With more drug use, Wilson says, will come more people on welfare,
more traffic deaths and more ruined marriages. That's just the
beginning. Because they so decisively unravel our self-control, drugs
can render us more likely to do all kinds of things we would not do if
we were straight and sober. Half of all those arrested for committing
violent crimes were under the influence of drugs, says John Walters,
former director of the Office of National Drug Policy, in a Wall
Street Journal piece. He then gives us this startling statistic: 80
percent of all child abuse cases are drug-related. So this is the
great libertarian cause - increase child abuse in America?
The obvious fact is that use of illegal drugs does more than harm the
user, but the user does in fact get harmed. Cocaine is reportedly
something like seven times as addictive as alcohol, and even marijuana
- - probably the least dangerous of these drugs - can cause cancer,
according to a study published in 1998. It's true that drinking and
smoking are hugely damaging themselves, but that's hardly an argument
for more people than now to harm themselves with these drugs.

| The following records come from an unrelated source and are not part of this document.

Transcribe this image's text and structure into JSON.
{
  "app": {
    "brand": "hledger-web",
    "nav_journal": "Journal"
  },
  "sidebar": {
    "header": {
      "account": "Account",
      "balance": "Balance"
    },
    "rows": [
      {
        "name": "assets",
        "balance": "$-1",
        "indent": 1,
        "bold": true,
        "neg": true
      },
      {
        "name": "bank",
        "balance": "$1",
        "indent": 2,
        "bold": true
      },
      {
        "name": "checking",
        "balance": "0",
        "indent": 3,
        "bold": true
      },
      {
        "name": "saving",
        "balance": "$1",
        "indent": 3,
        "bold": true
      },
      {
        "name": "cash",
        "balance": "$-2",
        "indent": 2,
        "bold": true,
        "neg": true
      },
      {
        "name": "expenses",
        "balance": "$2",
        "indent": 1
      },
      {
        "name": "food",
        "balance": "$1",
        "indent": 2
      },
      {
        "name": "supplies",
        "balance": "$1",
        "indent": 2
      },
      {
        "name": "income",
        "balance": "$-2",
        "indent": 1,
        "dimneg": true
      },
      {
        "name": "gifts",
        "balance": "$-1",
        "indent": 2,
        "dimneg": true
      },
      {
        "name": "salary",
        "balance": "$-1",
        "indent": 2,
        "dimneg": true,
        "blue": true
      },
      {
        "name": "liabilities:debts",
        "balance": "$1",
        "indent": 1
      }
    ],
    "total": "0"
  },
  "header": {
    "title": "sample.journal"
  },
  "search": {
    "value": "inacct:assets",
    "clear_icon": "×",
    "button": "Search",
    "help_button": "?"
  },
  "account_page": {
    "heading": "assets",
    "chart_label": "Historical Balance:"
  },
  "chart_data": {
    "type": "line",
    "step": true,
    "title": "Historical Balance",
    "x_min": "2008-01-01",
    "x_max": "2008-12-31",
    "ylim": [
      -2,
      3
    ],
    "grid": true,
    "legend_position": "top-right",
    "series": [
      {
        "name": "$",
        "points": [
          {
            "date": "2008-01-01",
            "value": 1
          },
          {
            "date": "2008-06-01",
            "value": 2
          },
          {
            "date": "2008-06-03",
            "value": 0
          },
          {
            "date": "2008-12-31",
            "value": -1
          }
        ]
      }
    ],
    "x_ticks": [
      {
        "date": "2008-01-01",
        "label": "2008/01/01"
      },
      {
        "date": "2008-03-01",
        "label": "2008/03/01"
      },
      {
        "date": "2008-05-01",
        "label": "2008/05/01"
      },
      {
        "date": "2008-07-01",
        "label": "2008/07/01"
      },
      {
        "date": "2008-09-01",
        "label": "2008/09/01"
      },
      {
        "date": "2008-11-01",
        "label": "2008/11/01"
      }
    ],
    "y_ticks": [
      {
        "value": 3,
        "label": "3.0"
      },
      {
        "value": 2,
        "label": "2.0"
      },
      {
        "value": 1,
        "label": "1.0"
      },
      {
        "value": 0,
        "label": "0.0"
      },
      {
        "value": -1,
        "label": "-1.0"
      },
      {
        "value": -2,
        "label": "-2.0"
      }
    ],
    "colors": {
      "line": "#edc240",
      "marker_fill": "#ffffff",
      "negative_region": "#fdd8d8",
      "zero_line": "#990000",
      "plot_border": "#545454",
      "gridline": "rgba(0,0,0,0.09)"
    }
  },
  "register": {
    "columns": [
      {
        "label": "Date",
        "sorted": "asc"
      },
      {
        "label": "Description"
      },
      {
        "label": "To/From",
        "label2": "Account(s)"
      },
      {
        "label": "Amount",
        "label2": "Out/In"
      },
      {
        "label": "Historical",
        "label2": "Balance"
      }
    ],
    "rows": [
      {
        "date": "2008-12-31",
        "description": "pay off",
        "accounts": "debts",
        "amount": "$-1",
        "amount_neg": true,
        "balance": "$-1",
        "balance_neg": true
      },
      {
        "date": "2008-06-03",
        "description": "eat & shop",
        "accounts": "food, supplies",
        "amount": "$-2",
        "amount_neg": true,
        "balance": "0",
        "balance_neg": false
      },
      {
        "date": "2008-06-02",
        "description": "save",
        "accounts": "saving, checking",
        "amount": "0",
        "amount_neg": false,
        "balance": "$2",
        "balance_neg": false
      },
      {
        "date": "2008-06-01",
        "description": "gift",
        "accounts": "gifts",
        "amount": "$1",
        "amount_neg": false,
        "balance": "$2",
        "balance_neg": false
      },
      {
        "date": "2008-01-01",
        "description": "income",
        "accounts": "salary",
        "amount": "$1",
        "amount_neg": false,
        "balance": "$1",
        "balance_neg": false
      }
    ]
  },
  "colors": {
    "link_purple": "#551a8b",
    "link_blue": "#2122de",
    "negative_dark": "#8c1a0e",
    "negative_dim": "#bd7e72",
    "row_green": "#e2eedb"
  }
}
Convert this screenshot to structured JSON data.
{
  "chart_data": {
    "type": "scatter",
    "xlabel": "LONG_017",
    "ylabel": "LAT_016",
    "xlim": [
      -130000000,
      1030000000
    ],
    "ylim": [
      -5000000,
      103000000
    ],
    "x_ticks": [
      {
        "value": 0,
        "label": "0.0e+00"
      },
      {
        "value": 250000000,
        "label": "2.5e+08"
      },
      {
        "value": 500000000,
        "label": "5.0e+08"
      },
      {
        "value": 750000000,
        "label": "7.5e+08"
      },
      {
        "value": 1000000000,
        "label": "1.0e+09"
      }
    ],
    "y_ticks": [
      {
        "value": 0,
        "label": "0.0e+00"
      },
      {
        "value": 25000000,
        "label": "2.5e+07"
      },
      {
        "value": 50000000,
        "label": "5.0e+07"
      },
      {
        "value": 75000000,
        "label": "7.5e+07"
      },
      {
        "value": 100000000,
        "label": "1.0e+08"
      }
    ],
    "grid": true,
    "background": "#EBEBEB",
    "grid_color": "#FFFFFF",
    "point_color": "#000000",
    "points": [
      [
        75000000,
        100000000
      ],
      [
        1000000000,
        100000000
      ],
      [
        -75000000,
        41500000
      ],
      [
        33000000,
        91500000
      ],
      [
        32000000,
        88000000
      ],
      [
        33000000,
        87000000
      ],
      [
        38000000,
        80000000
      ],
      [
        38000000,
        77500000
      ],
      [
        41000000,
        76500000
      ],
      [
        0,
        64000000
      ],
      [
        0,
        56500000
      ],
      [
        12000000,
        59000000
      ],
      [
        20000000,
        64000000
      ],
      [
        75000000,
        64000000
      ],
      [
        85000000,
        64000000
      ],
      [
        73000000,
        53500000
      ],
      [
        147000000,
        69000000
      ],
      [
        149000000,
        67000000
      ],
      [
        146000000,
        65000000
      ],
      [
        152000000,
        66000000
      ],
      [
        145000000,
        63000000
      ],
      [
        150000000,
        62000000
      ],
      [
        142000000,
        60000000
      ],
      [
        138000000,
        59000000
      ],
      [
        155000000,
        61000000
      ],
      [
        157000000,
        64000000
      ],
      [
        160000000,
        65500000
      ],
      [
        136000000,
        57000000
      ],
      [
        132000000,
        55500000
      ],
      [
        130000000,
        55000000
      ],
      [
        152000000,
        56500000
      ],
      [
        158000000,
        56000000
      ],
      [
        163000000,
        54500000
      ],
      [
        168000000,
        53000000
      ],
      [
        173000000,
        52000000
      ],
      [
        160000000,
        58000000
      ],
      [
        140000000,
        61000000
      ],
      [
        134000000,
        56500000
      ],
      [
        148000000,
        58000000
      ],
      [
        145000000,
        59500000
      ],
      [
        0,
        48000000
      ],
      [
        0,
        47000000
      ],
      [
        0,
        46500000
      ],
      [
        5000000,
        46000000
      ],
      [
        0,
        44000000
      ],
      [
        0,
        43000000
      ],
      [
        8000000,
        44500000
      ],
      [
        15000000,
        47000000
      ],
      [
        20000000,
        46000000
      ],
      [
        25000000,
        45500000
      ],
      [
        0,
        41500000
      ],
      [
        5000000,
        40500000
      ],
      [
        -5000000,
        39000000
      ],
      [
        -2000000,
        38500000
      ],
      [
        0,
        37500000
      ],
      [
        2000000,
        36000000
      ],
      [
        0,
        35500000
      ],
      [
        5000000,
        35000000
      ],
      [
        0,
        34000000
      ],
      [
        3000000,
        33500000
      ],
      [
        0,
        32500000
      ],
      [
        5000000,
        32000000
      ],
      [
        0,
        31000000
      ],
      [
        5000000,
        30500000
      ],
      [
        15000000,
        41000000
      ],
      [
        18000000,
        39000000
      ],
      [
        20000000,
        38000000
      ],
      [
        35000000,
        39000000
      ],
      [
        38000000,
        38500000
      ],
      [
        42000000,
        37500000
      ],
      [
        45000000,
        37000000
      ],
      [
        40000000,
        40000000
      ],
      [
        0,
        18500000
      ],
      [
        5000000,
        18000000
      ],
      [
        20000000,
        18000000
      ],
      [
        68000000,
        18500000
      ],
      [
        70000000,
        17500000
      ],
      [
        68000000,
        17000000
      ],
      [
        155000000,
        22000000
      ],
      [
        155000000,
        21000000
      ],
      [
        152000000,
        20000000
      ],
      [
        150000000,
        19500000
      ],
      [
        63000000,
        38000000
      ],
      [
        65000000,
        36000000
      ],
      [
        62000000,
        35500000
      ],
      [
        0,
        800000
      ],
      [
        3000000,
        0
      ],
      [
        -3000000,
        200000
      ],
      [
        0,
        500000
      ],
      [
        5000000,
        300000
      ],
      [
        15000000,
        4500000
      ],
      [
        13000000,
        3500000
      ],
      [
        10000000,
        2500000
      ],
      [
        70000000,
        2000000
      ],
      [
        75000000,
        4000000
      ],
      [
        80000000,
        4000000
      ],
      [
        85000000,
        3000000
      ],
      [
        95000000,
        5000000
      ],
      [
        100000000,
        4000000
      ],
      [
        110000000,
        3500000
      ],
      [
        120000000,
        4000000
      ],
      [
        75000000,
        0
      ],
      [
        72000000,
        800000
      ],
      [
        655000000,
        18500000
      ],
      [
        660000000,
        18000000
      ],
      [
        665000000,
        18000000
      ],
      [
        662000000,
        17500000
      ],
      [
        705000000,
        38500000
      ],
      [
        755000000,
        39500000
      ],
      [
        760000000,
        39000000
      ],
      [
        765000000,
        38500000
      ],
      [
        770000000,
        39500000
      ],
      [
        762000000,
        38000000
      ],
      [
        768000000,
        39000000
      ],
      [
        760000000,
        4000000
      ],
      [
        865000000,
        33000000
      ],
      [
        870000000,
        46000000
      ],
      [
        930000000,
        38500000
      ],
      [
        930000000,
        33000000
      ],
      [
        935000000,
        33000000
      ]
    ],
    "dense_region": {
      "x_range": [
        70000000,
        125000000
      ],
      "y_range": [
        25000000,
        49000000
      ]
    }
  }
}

More treatment than incarceration of drug abusers makes sense, but you
don't get there through setting up legal methamphetamine stores for
people to introduce their neighbors to health wreckage and possibly
death. Walters and others observe that courts are increasingly getting
users in rehabilitation programs. And, it has been pointed out, users
make up a relatively small percentage of those in federal prisons for
drug-related crimes.
Despite the brouhaha to the contrary, Walters notes that anti-drug
efforts have significantly decreased usage and addiction, just a
Prohibition, for all its failures, did lead to less alcohol
consumption, as another writer says. Decriminalizing marijuana, as
some states have done, may turn out to be workable, but
commercializing it? Surely not.
And what about Mexico? Walters observes that ending Prohibition did
not end organized crime and that Mexico's gangs have other markets
besides the one in the United States. We don't need to worsen our own
state of affairs to help the Mexicans.
Jay Ambrose, formerly Washington director of editorial policy for
Scripps Howard newspapers and the editor of dailies in El Paso, Texas,
and Denver, is a columnist living in Colorado.